I really like the Hostess Chocolate Donette. You know… these little donuts wrapped in cellophane that are near the cash register at most convenience stores. I dare not look at the ingredients; I’m fairly sure that they are white sugar, white flour, lard, glue, black tar and some magic chemicals. 75 calories in these bite size gems; all you have to do is eat six of ‘em to get your recommended daily allowance of saturated fat.

I love these bad little boys… and I know that I’m not alone. The official Web site for Hostess Snack Cakes ( reports that they churn out 2 billion of these little gut bombs annually.

This is the stuff that this roll around my middle is made of.

I’m really happy for the moments that stuff like this is passing through my mouth. And one is never enough, because as good as I feel when I’m eating this stuff, there’s another feeling that is the close second. That feeling is the feeling I get when I’m full. Well, not really just full... but packed full. So, for example, when it comes to pizza around the middle of slice #3 I’m starting to feel full… but slices #4 and #5 (or maybe even #6) are the ones that give you that packed full feeling. That state where you need to recline to find any relief. Combine a pallet for donettes and pizza with the love for that packed full feeling, and it is a wonder I’m as svelte as I am!

The passage that John read to us this morning from Hebrews uses the imagery of food to get our attention and help us understand something more about this Christian life to which we are called. It contrasts good food and bad food, as well as food for the mature and food for the immature.

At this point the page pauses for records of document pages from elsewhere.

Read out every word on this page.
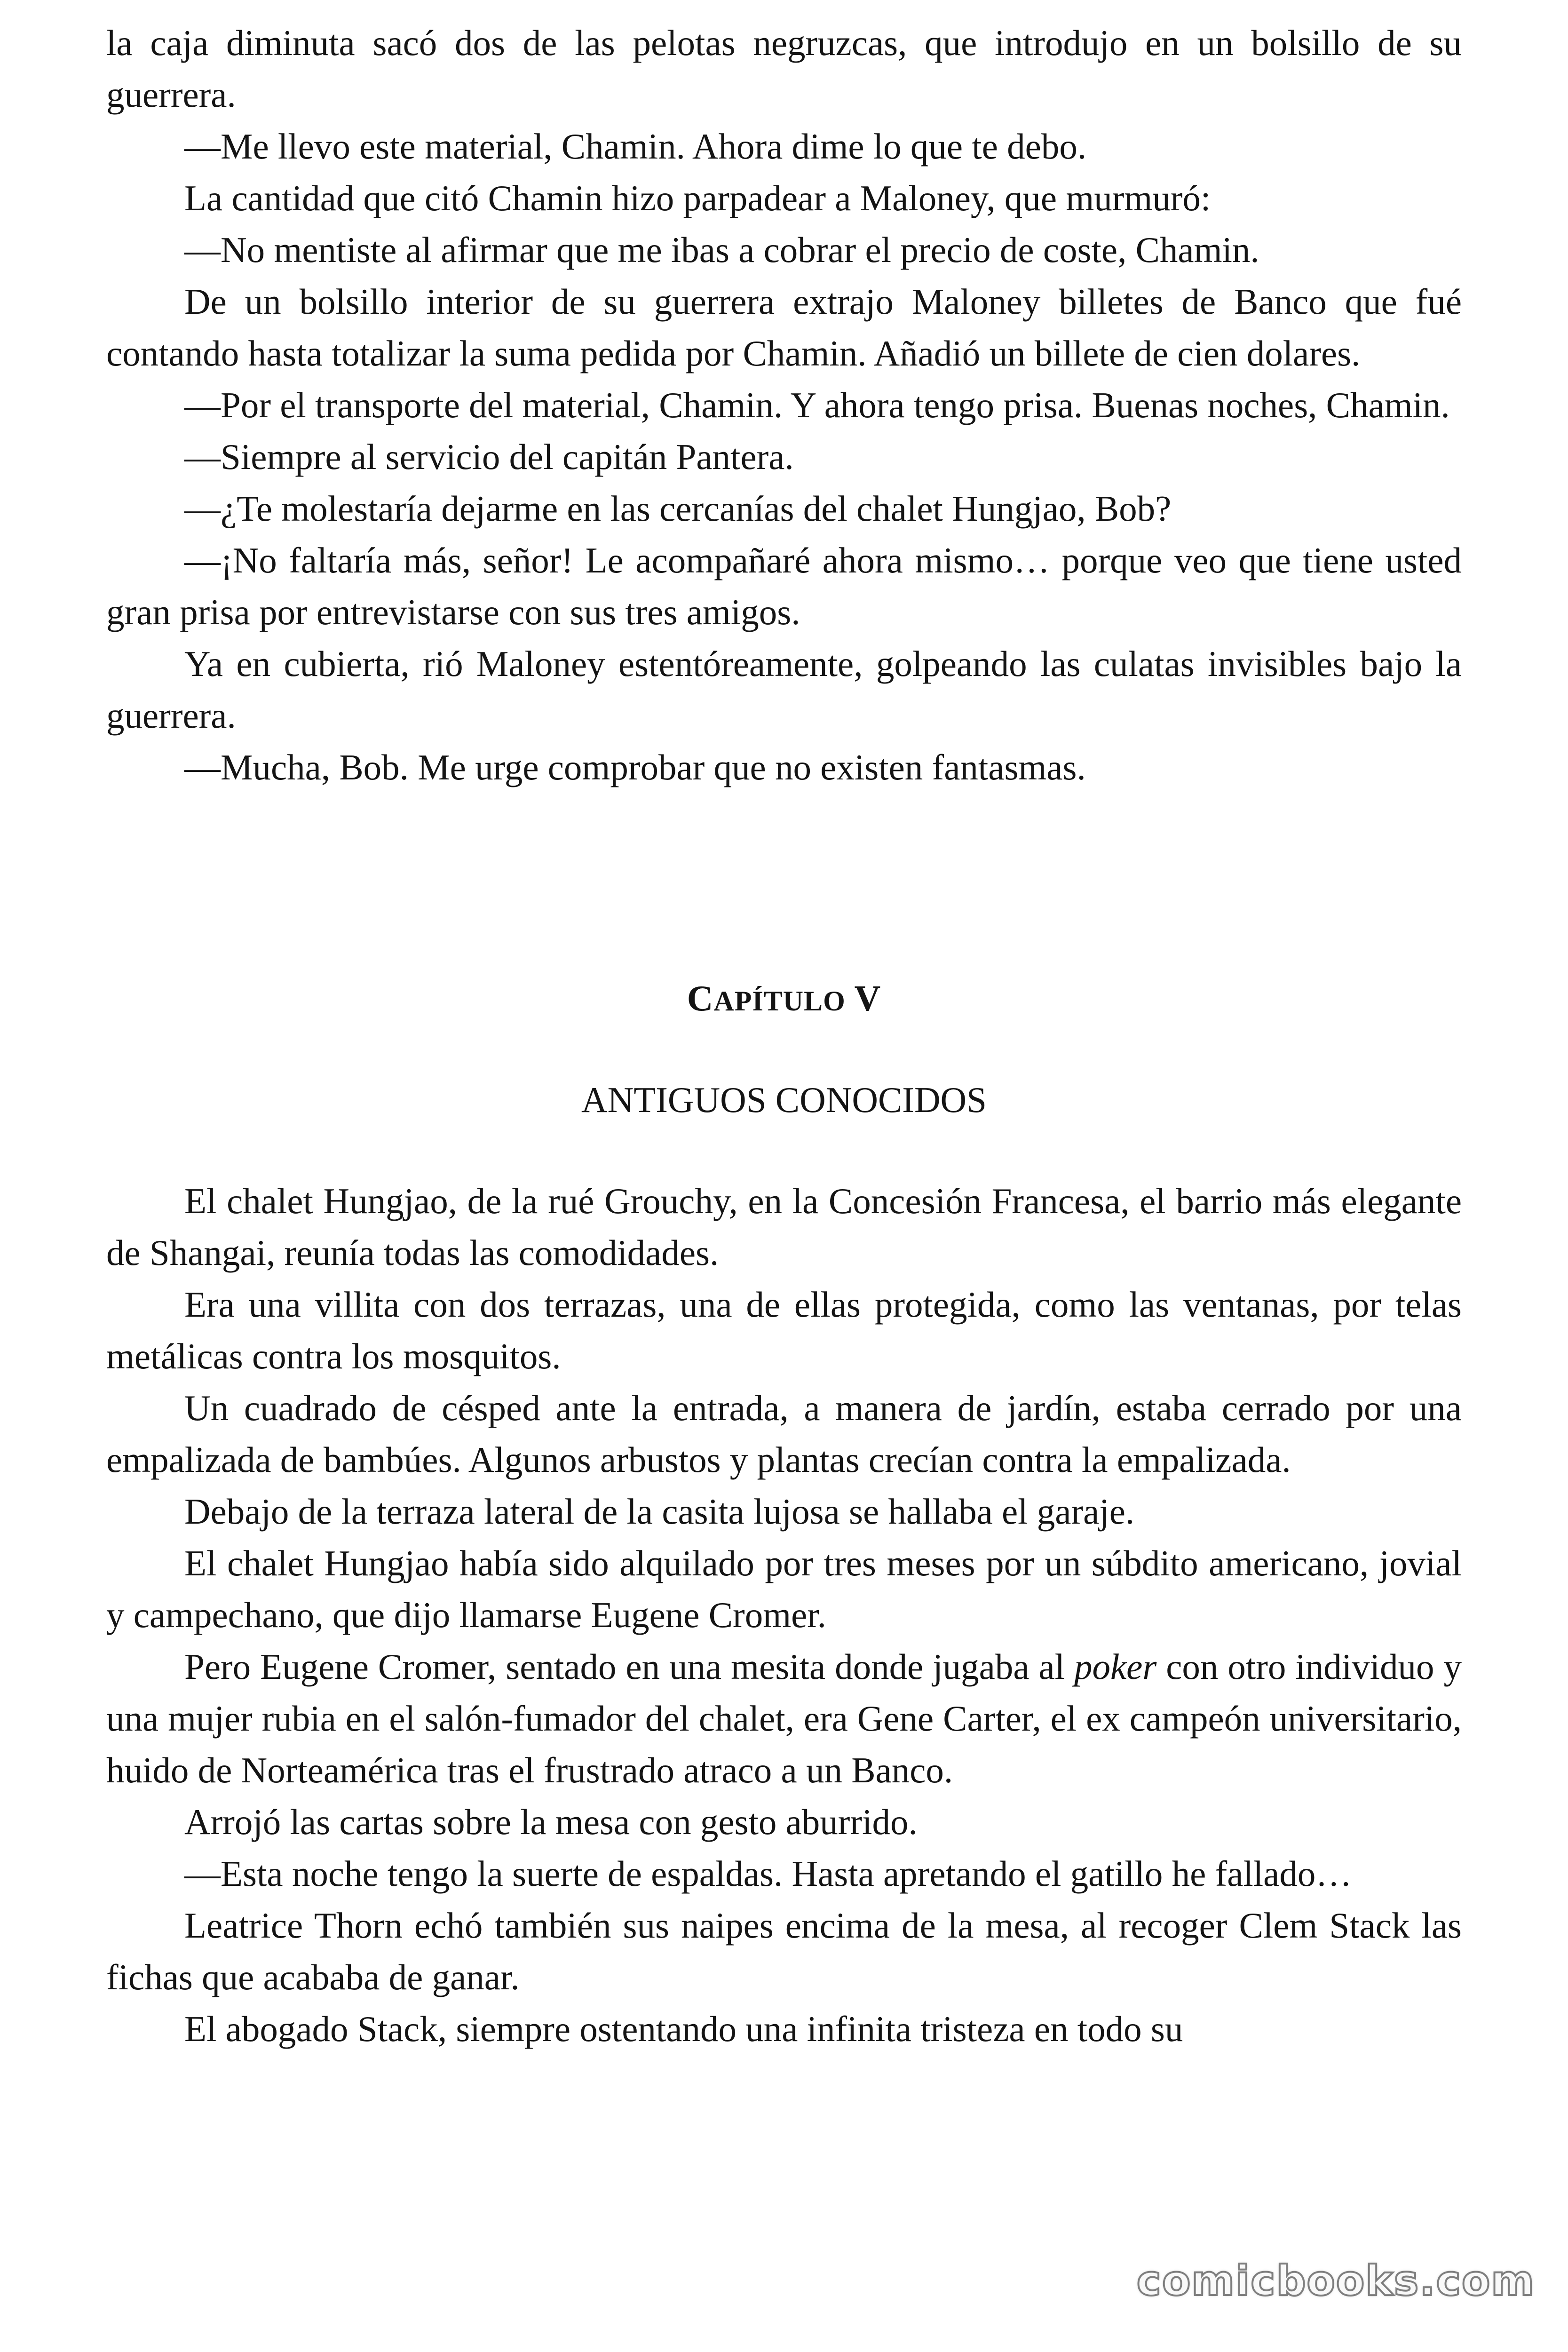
la caja diminuta sacó dos de las pelotas negruzcas, que introdujo en un bolsillo de su guerrera.

—Me llevo este material, Chamin. Ahora dime lo que te debo.

La cantidad que citó Chamin hizo parpadear a Maloney, que murmuró:

—No mentiste al afirmar que me ibas a cobrar el precio de coste, Chamin.

De un bolsillo interior de su guerrera extrajo Maloney billetes de Banco que fué contando hasta totalizar la suma pedida por Chamin. Añadió un billete de cien dolares.

—Por el transporte del material, Chamin. Y ahora tengo prisa. Buenas noches, Chamin.

—Siempre al servicio del capitán Pantera.

—¿Te molestaría dejarme en las cercanías del chalet Hungjao, Bob?

—¡No faltaría más, señor! Le acompañaré ahora mismo… porque veo que tiene usted gran prisa por entrevistarse con sus tres amigos.

Ya en cubierta, rió Maloney estentóreamente, golpeando las culatas invisibles bajo la guerrera.

—Mucha, Bob. Me urge comprobar que no existen fantasmas.

CAPÍTULO V
ANTIGUOS CONOCIDOS

El chalet Hungjao, de la rué Grouchy, en la Concesión Francesa, el barrio más elegante de Shangai, reunía todas las comodidades.

Era una villita con dos terrazas, una de ellas protegida, como las ventanas, por telas metálicas contra los mosquitos.

Un cuadrado de césped ante la entrada, a manera de jardín, estaba cerrado por una empalizada de bambúes. Algunos arbustos y plantas crecían contra la empalizada.

Debajo de la terraza lateral de la casita lujosa se hallaba el garaje.

El chalet Hungjao había sido alquilado por tres meses por un súbdito americano, jovial y campechano, que dijo llamarse Eugene Cromer.

Pero Eugene Cromer, sentado en una mesita donde jugaba al poker con otro individuo y una mujer rubia en el salón-fumador del chalet, era Gene Carter, el ex campeón universitario, huido de Norteamérica tras el frustrado atraco a un Banco.

Arrojó las cartas sobre la mesa con gesto aburrido.

—Esta noche tengo la suerte de espaldas. Hasta apretando el gatillo he fallado…

Leatrice Thorn echó también sus naipes encima de la mesa, al recoger Clem Stack las fichas que acababa de ganar.

El abogado Stack, siempre ostentando una infinita tristeza en todo su

comicbooks.com
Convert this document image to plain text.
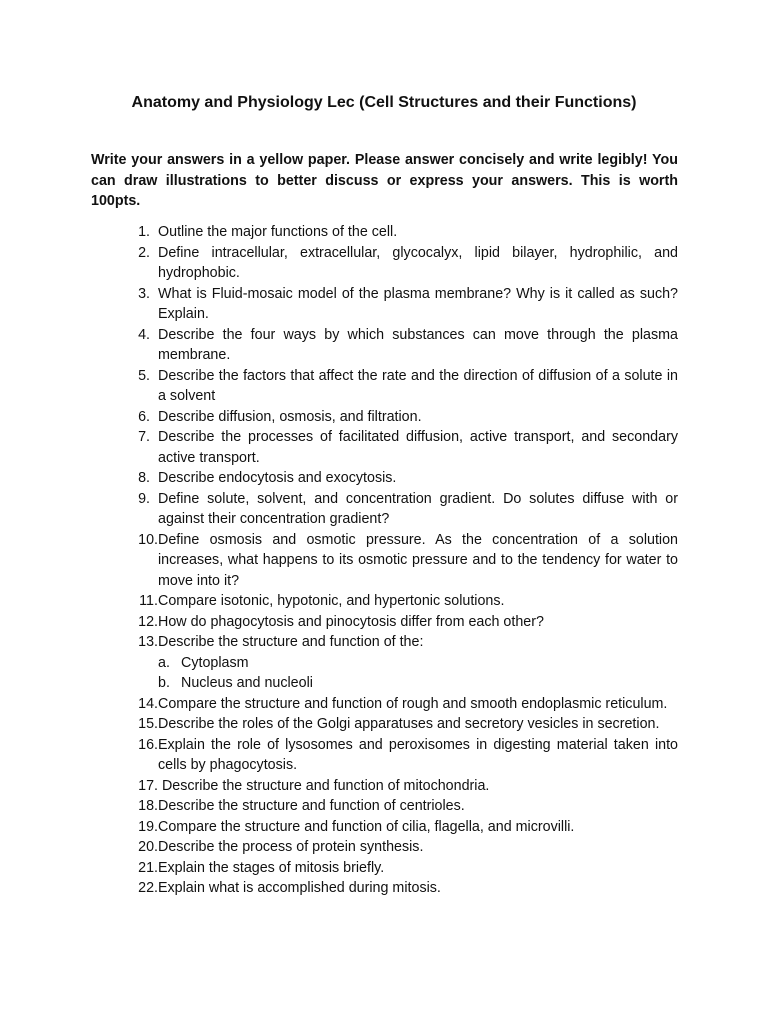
Anatomy and Physiology Lec (Cell Structures and their Functions)
Write your answers in a yellow paper. Please answer concisely and write legibly! You can draw illustrations to better discuss or express your answers. This is worth 100pts.
1. Outline the major functions of the cell.
2. Define intracellular, extracellular, glycocalyx, lipid bilayer, hydrophilic, and hydrophobic.
3. What is Fluid-mosaic model of the plasma membrane? Why is it called as such?Explain.
4. Describe the four ways by which substances can move through the plasma membrane.
5. Describe the factors that affect the rate and the direction of diffusion of a solute in a solvent
6. Describe diffusion, osmosis, and filtration.
7. Describe the processes of facilitated diffusion, active transport, and secondary active transport.
8. Describe endocytosis and exocytosis.
9. Define solute, solvent, and concentration gradient. Do solutes diffuse with or against their concentration gradient?
10. Define osmosis and osmotic pressure. As the concentration of a solution increases, what happens to its osmotic pressure and to the tendency for water to move into it?
11. Compare isotonic, hypotonic, and hypertonic solutions.
12. How do phagocytosis and pinocytosis differ from each other?
13. Describe the structure and function of the:
a. Cytoplasm
b. Nucleus and nucleoli
14. Compare the structure and function of rough and smooth endoplasmic reticulum.
15. Describe the roles of the Golgi apparatuses and secretory vesicles in secretion.
16. Explain the role of lysosomes and peroxisomes in digesting material taken into cells by phagocytosis.
17. Describe the structure and function of mitochondria.
18. Describe the structure and function of centrioles.
19. Compare the structure and function of cilia, flagella, and microvilli.
20. Describe the process of protein synthesis.
21. Explain the stages of mitosis briefly.
22. Explain what is accomplished during mitosis.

When we read food here in the Book of Hebrews, we aren’t thinking of Donettes (at least we shouldn’t be thinking of Donettes), we are understanding this to mean something more along the lines of food for our minds, hearts, and spirits.

The pastor who originally penned these words opens this passage by saying, “look, I have really good food for our soul here, but you don’t seem to care.” It is as if we were all packed full of those waxy chocolate Donettes, and then somebody comes along with something really good… but we can’t even think about having a bite because we’re packed full of junk. Or worse yet… we might be hungry, but we’ve so dulled our appetite for good food with junk food that we don’t even know a good thing when we see it.